The Pointlessness of the MD5 "attacks"

Thu Dec 16 08:22:10 EST 2004

On Wed, 15 Dec 2004 10:06:10 -0500 (GMT-05:00), John Kelsey
<kelsey.j at ix.netcom.com> wrote:
> 
> So, are you sure there can never be a program which allows such an exploit?  I've seen programs that had embedded components (state machines in particular) which were not easily human-readable, and had themselves been generated by computer.  And even large graphics, sound, or video sequences can really change the meaning of a program's actions in some ways; those might be susceptible to the requirements of the attack.  I agree it's hard to see how to exploit the existing MD5 collision attacks in programs that would look innocent, but I don't see what makes it *impossible*.
> 
> Finally, I'm very skeptical that the attacks that have been found recently are the best or only ones that can be done.
> Do we have any special reason to think that there will never be a way to adapt the attack to be able to slip something plausible looking into a C program?  Once your hash function starts allowing collisions, it really just becomes a lot less valuable.
> 

Exactly.

Yes, malware can be distributed without any use of any hash function.
I try to demonstrate on an example, what the MD5 collision provides
and how to make it 'innocent'. You don't have to put malicious code in
the program. For example, telnet is not secure, but there are uses of
it which don't need encryption/authentication. Similarly, HTTP is
widely used, but HTTPS can be used when needed. Take a bank as an
example. Some transactions require secure connection, but not every
page on the bank server has to be transmitted using a secure
connection. If an attacker would cause the software to switch from
HTTPS to HTTP in the "right" moment, it could lead to disaster.

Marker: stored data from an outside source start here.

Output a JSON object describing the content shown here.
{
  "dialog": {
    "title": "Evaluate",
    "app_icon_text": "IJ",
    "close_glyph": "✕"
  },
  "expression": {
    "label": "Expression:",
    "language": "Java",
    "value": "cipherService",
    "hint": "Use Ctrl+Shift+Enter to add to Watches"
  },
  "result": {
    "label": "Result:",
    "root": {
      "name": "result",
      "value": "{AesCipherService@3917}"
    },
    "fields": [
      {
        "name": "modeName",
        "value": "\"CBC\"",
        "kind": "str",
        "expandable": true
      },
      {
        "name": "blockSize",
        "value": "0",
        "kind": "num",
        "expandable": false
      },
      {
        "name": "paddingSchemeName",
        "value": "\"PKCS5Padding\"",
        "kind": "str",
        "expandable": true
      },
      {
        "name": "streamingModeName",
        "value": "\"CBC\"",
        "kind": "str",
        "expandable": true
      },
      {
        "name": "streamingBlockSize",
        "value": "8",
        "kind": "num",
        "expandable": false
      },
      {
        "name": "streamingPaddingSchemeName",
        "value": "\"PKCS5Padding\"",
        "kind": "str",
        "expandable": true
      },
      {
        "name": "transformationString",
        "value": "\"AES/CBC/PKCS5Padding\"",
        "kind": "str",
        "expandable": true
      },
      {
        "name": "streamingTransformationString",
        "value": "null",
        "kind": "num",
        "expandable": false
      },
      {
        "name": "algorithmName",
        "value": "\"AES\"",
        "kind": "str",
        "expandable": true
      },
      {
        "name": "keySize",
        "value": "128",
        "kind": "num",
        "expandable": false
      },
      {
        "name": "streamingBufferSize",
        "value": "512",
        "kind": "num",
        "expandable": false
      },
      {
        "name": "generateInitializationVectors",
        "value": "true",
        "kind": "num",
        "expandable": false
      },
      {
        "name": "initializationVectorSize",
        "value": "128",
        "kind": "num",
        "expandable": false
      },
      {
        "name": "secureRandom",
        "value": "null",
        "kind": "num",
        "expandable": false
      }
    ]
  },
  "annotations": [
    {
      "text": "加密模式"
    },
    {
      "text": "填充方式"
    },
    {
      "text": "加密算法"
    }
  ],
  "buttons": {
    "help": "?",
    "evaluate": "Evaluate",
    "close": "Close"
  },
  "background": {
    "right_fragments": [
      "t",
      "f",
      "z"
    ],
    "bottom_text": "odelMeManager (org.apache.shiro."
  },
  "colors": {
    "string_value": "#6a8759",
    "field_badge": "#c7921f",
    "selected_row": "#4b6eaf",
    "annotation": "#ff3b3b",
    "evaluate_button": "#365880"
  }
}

Most of data (file) formats have some sort of header. An attacker can
do this: He will say that the colliding block is a header, with first
four bytes being the 'magic bytes' as you know from many formats (e.g.
exe has MZ, bmp has BM, elf executables have ELF). Next, he will
proclaim that the rest of the 1024 bits are some data, e.g. some
counts of something and the differing bits/bytes will be some flags.
The point is to use the bits in some calculation that is legitimate.
That means, it "moves the question of trust" onto the data package. A
person doing inspection would not find anything wrong, since the
person receives correct executable and the "good" data package. That
is the difference between use and non-use of MD5 collision. An
obfuscated malicious code can be discovered, even though it may be
difficult. When you use collision, it may not be discovered, since
there is no "evil" action in the code. The "evil" is created as a race
condition using the "evil" colliding package.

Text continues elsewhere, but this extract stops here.